Lause Jan, Berens Philipp, Kobak Dmitry
Hertie Institute for AI in Brain Health, University of Tübingen, Tübingen, Germany.
Tübingen AI Center, University of Tübingen, Tübingen, Germany.
PLoS Comput Biol. 2024 Oct 2;20(10):e1012403. doi: 10.1371/journal.pcbi.1012403. eCollection 2024 Oct.

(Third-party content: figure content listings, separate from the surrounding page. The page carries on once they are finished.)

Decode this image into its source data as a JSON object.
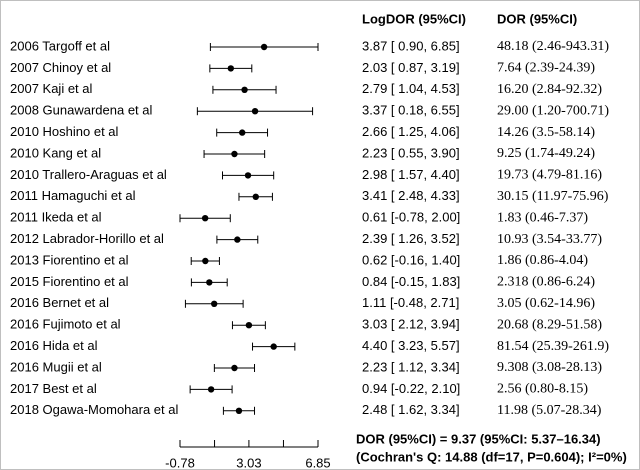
{
  "chart_data": {
    "type": "forest",
    "column_headers": [
      "LogDOR (95%CI)",
      "DOR (95%CI)"
    ],
    "categories": [
      "2006 Targoff et al",
      "2007 Chinoy et al",
      "2007 Kaji et al",
      "2008 Gunawardena et al",
      "2010 Hoshino et al",
      "2010 Kang et al",
      "2010 Trallero-Araguas et al",
      "2011 Hamaguchi et al",
      "2011 Ikeda et al",
      "2012 Labrador-Horillo et al",
      "2013 Fiorentino et al",
      "2015 Fiorentino et al",
      "2016 Bernet et al",
      "2016 Fujimoto et al",
      "2016 Hida et al",
      "2016 Mugii et al",
      "2017 Best et al",
      "2018 Ogawa-Momohara et al"
    ],
    "values": [
      3.87,
      2.03,
      2.79,
      3.37,
      2.66,
      2.23,
      2.98,
      3.41,
      0.61,
      2.39,
      0.62,
      0.84,
      1.11,
      3.03,
      4.4,
      2.23,
      0.94,
      2.48
    ],
    "lower": [
      0.9,
      0.87,
      1.04,
      0.18,
      1.25,
      0.55,
      1.57,
      2.48,
      -0.78,
      1.26,
      -0.16,
      -0.15,
      -0.48,
      2.12,
      3.23,
      1.12,
      -0.22,
      1.62
    ],
    "upper": [
      6.85,
      3.19,
      4.53,
      6.55,
      4.06,
      3.9,
      4.4,
      4.33,
      2.0,
      3.52,
      1.4,
      1.83,
      2.71,
      3.94,
      5.57,
      3.34,
      2.1,
      3.34
    ],
    "value_labels": [
      "3.87 [ 0.90, 6.85]",
      "2.03 [ 0.87, 3.19]",
      "2.79 [ 1.04, 4.53]",
      "3.37 [ 0.18, 6.55]",
      "2.66 [ 1.25, 4.06]",
      "2.23 [ 0.55, 3.90]",
      "2.98 [ 1.57, 4.40]",
      "3.41 [ 2.48, 4.33]",
      "0.61 [-0.78, 2.00]",
      "2.39 [ 1.26, 3.52]",
      "0.62 [-0.16, 1.40]",
      "0.84 [-0.15, 1.83]",
      "1.11 [-0.48, 2.71]",
      "3.03 [ 2.12, 3.94]",
      "4.40 [ 3.23, 5.57]",
      "2.23 [ 1.12, 3.34]",
      "0.94 [-0.22, 2.10]",
      "2.48 [ 1.62, 3.34]"
    ],
    "dor_labels": [
      "48.18 (2.46-943.31)",
      "7.64 (2.39-24.39)",
      "16.20 (2.84-92.32)",
      "29.00 (1.20-700.71)",
      "14.26 (3.5-58.14)",
      "9.25 (1.74-49.24)",
      "19.73 (4.79-81.16)",
      "30.15 (11.97-75.96)",
      "1.83 (0.46-7.37)",
      "10.93 (3.54-33.77)",
      "1.86 (0.86-4.04)",
      "2.318 (0.86-6.24)",
      "3.05 (0.62-14.96)",
      "20.68 (8.29-51.58)",
      "81.54 (25.39-261.9)",
      "9.308 (3.08-28.13)",
      "2.56 (0.80-8.15)",
      "11.98 (5.07-28.34)"
    ],
    "xlim": [
      -0.78,
      6.85
    ],
    "xticks": [
      -0.78,
      3.03,
      6.85
    ],
    "xminorticks": [
      1.13,
      4.94
    ],
    "color": "#000000",
    "summary": [
      "DOR (95%CI) = 9.37 (95%CI: 5.37–16.34)",
      "(Cochran's Q: 14.88 (df=17, P=0.604); I²=0%)"
    ],
    "summary_color": "#c0504d"
  }
}
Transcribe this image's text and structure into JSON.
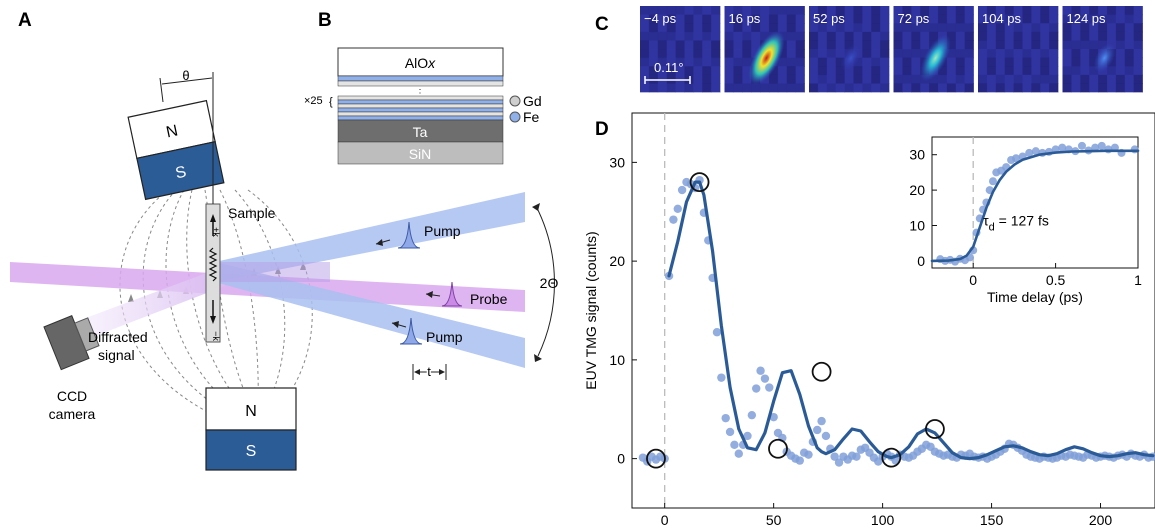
{
  "panels": {
    "a": "A",
    "b": "B",
    "c": "C",
    "d": "D"
  },
  "panel_a": {
    "theta": "θ",
    "magnet_pole_n": "N",
    "magnet_pole_s": "S",
    "sample": "Sample",
    "diffracted_line1": "Diffracted",
    "diffracted_line2": "signal",
    "ccd_line1": "CCD",
    "ccd_line2": "camera",
    "pump": "Pump",
    "probe": "Probe",
    "two_theta": "2Θ",
    "t": "t",
    "k_plus": "+k",
    "k_minus": "−k"
  },
  "panel_b": {
    "aloxa": "AlO",
    "aloxb": "x",
    "repeat": "×25",
    "gd": "Gd",
    "fe": "Fe",
    "ta": "Ta",
    "sin": "SiN"
  },
  "panel_c": {
    "frames": [
      "−4 ps",
      "16 ps",
      "52 ps",
      "72 ps",
      "104 ps",
      "124 ps"
    ],
    "frame_intensity": [
      0.0,
      1.0,
      0.05,
      0.45,
      0.0,
      0.2
    ],
    "scale": "0.11°"
  },
  "colors": {
    "pump": "#a9bff0",
    "probe": "#d9a8ee",
    "magnet_s": "#2b5c96",
    "fit": "#2b5b97",
    "points": "#7f9fd8"
  },
  "chart_data": [
    {
      "type": "scatter",
      "title": "",
      "xlabel": "Time delay (ps)",
      "ylabel": "EUV TMG signal (counts)",
      "xlim": [
        -15,
        225
      ],
      "ylim": [
        -5,
        35
      ],
      "xticks": [
        "0",
        "50",
        "100",
        "150",
        "200"
      ],
      "yticks": [
        "0",
        "10",
        "20",
        "30"
      ],
      "points_x": [
        -10,
        -8,
        -6,
        -4,
        -2,
        0,
        2,
        4,
        6,
        8,
        10,
        12,
        14,
        16,
        18,
        20,
        22,
        24,
        26,
        28,
        30,
        32,
        34,
        36,
        38,
        40,
        42,
        44,
        46,
        48,
        50,
        52,
        54,
        56,
        58,
        60,
        62,
        64,
        66,
        68,
        70,
        72,
        74,
        76,
        78,
        80,
        82,
        84,
        86,
        88,
        90,
        92,
        94,
        96,
        98,
        100,
        102,
        104,
        106,
        108,
        110,
        112,
        114,
        116,
        118,
        120,
        122,
        124,
        126,
        128,
        130,
        132,
        134,
        136,
        138,
        140,
        142,
        144,
        146,
        148,
        150,
        152,
        154,
        156,
        158,
        160,
        162,
        164,
        166,
        168,
        170,
        172,
        174,
        176,
        178,
        180,
        182,
        184,
        186,
        188,
        190,
        192,
        194,
        196,
        198,
        200,
        202,
        204,
        206,
        208,
        210,
        212,
        214,
        216,
        218,
        220,
        222,
        224
      ],
      "points_y": [
        0.1,
        -0.3,
        0.2,
        -0.1,
        0.2,
        0,
        18.5,
        24.2,
        25.3,
        27.2,
        28.0,
        27.8,
        27.4,
        28.2,
        24.9,
        22.1,
        18.3,
        12.8,
        8.2,
        4.1,
        2.7,
        1.4,
        0.5,
        1.4,
        2.3,
        4.4,
        7.1,
        8.9,
        8.1,
        7.2,
        4.2,
        2.6,
        2.1,
        0.7,
        0.3,
        0,
        -0.2,
        0.6,
        0.4,
        1.7,
        2.9,
        3.8,
        2.3,
        1.0,
        0.2,
        -0.4,
        0.2,
        -0.1,
        0.3,
        0.2,
        0.9,
        1.1,
        0.6,
        0.1,
        -0.3,
        0.2,
        0.5,
        0.2,
        -0.2,
        0.4,
        0.2,
        0.1,
        0.3,
        0.7,
        1.0,
        1.4,
        1.2,
        0.7,
        0.5,
        0.3,
        0.4,
        0.2,
        0.1,
        0.4,
        0.3,
        0.5,
        0.2,
        0.1,
        0.2,
        0,
        0.2,
        0.4,
        0.7,
        1.0,
        1.5,
        1.4,
        1.1,
        0.8,
        0.4,
        0.2,
        0.1,
        0,
        0.2,
        0.1,
        0,
        0.1,
        0.3,
        0.2,
        0.4,
        0.3,
        0.2,
        0.1,
        0.4,
        0.3,
        0.1,
        0.2,
        0.3,
        0.2,
        0.1,
        0.3,
        0.4,
        0.2,
        0.5,
        0.3,
        0.2,
        0.4,
        0.1,
        0.2
      ],
      "fit_x": [
        2,
        6,
        10,
        14,
        16,
        18,
        22,
        26,
        30,
        34,
        38,
        42,
        46,
        50,
        54,
        58,
        62,
        66,
        70,
        72,
        74,
        78,
        82,
        86,
        90,
        94,
        98,
        102,
        104,
        108,
        112,
        116,
        120,
        124,
        128,
        132,
        136,
        140,
        144,
        148,
        152,
        156,
        160,
        164,
        168,
        172,
        176,
        180,
        184,
        188,
        192,
        196,
        200,
        204,
        208,
        212,
        216,
        220,
        224
      ],
      "fit_y": [
        18.5,
        22.0,
        26.0,
        28.0,
        28.0,
        26.7,
        21.0,
        13.5,
        7.2,
        3.0,
        1.1,
        0.9,
        2.6,
        5.8,
        8.7,
        8.9,
        6.5,
        3.3,
        1.1,
        0.7,
        0.5,
        0.9,
        2.0,
        3.0,
        2.8,
        1.7,
        0.7,
        0.2,
        0.1,
        0.4,
        1.2,
        2.5,
        3.0,
        2.6,
        1.6,
        0.6,
        0.1,
        0,
        0.1,
        0.4,
        0.8,
        1.2,
        1.3,
        1.1,
        0.7,
        0.4,
        0.3,
        0.5,
        0.9,
        1.2,
        1.0,
        0.6,
        0.3,
        0.2,
        0.3,
        0.5,
        0.6,
        0.4,
        0.3
      ],
      "circled_x": [
        -4,
        16,
        52,
        72,
        104,
        124
      ],
      "circled_y": [
        0,
        28,
        1,
        8.8,
        0.1,
        3
      ]
    },
    {
      "type": "scatter",
      "title": "",
      "xlabel": "Time delay (ps)",
      "ylabel": "",
      "xlim": [
        -0.25,
        1.0
      ],
      "ylim": [
        -2,
        35
      ],
      "xticks": [
        "0",
        "0.5",
        "1"
      ],
      "yticks": [
        "0",
        "10",
        "20",
        "30"
      ],
      "annotation_main": "τ",
      "annotation_sub": "d",
      "annotation_rest": " = 127 fs",
      "points_x": [
        -0.2,
        -0.17,
        -0.14,
        -0.11,
        -0.08,
        -0.05,
        -0.02,
        0.0,
        0.02,
        0.04,
        0.06,
        0.08,
        0.1,
        0.12,
        0.14,
        0.17,
        0.2,
        0.23,
        0.26,
        0.3,
        0.34,
        0.38,
        0.42,
        0.46,
        0.5,
        0.54,
        0.58,
        0.62,
        0.66,
        0.7,
        0.74,
        0.78,
        0.82,
        0.86,
        0.9,
        0.98
      ],
      "points_y": [
        0.5,
        0,
        0.3,
        -0.2,
        0.6,
        0.2,
        1.0,
        3.0,
        8.0,
        12.0,
        14.5,
        16.5,
        20.0,
        22.5,
        25.0,
        25.5,
        26.5,
        28.5,
        29.0,
        29.5,
        30.5,
        31.0,
        30.5,
        30.8,
        31.5,
        32.0,
        31.5,
        31.0,
        32.5,
        31.2,
        32.0,
        32.5,
        31.5,
        32.0,
        30.5,
        31.5
      ],
      "fit_x": [
        -0.25,
        -0.15,
        -0.08,
        -0.04,
        0.0,
        0.04,
        0.08,
        0.12,
        0.16,
        0.2,
        0.25,
        0.3,
        0.4,
        0.5,
        0.6,
        0.7,
        0.8,
        0.9,
        1.0
      ],
      "fit_y": [
        0,
        0.1,
        0.5,
        1.5,
        4.0,
        9.5,
        15.0,
        19.5,
        22.8,
        25.2,
        27.2,
        28.6,
        30.0,
        30.6,
        30.9,
        31.0,
        31.1,
        31.1,
        31.1
      ]
    }
  ]
}
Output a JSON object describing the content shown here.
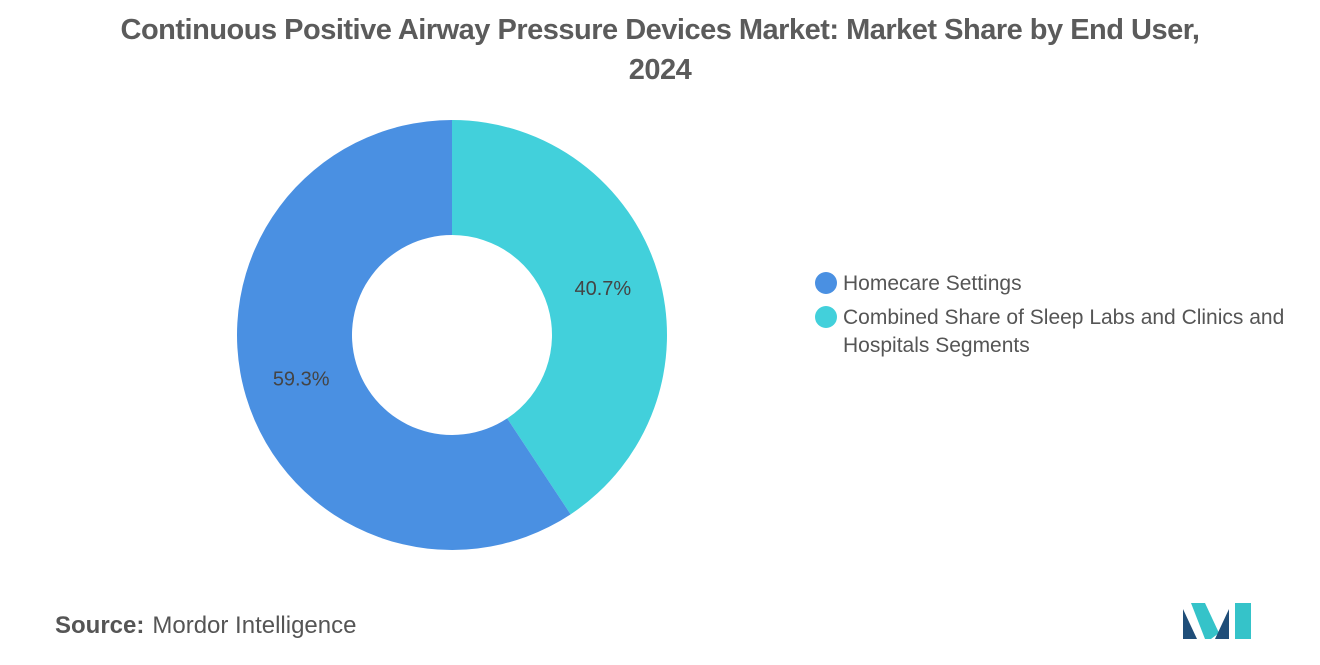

A recent paper claimed that t-SNE and UMAP embeddings of single-cell datasets are "specious" and fail to capture true biological structure. The authors argued that such embeddings are as arbitrary and as misleading as forcing the data into an elephant shape. Here we show that this conclusion was based on inadequate and limited metrics of embedding quality. More appropriate metrics quantifying neighborhood and class preservation reveal the elephant in the room: while t-SNE and UMAP embeddings of single-cell data do not preserve high-dimensional distances, they can nevertheless provide biologically relevant information.
最近一篇论文声称,单细胞数据集的t-SNE和UMAP嵌入是“似是而非的”,无法捕捉到真正的生物学结构。作者认为,这种嵌入与将数据强制塑造成大象形状一样任意且具有误导性。在这里,我们表明这一结论是基于对嵌入质量的不充分和有限的度量。更合适的量化邻域和类别保留的度量揭示了问题所在:虽然单细胞数据的t-SNE和UMAP嵌入不能保留高维距离,但它们仍然可以提供生物学相关信息。